Students transfer to Nicholls for a number of reasons. Some are attracted by the caliber of the degree programs the university offers; others like the south Louisiana lifestyle.

“A lot of students transfer here just because they like the personal touch we have,” Andrews says.

And Andrews knows the inviting atmosphere of the campus first hand; she earned her bachelor’s degree in marketing from Nicholls in fall 1997. While in college, Andrews was an active member of Phi Mu sorority, particularly with recruitment weeks, which remain some of her fondest memories.

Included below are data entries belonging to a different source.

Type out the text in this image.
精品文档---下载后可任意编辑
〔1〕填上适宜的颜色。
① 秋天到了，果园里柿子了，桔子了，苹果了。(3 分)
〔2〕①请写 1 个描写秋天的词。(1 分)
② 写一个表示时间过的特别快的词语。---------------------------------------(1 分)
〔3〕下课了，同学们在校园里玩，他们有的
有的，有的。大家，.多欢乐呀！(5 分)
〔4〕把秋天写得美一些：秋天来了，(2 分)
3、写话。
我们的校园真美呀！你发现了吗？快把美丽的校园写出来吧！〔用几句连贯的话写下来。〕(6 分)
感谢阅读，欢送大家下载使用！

One college summer, Andrews had some acclimating to a new environment to do herself after she landed a job at Sea World in Orlando. She worked in the Penguin Encounter reading a script to the tourists who passed through the attraction. It may have been boring and monotonous to some, but Andrews found her niche there. She became friends with other Sea World employees and got opportunities to feed the penguins and sharks and even rub and feed Shamu.

Andrews joined the Office of Admissions staff in January 2004. Her most unique experience as a counselor has been helping the displaced students around the campus following hurricanes Katrina and Rita.

“It was something I never could have expected,” Andrews says. “I had just gotten electricity an hour before I was called into work after Hurricane Katrina. It was an unfortunate situation but we worked above and beyond 40-hour work weeks to help students in need of a campus statewide.”

In her spare time, Andrews enjoys the company of her husband and five-year-old son.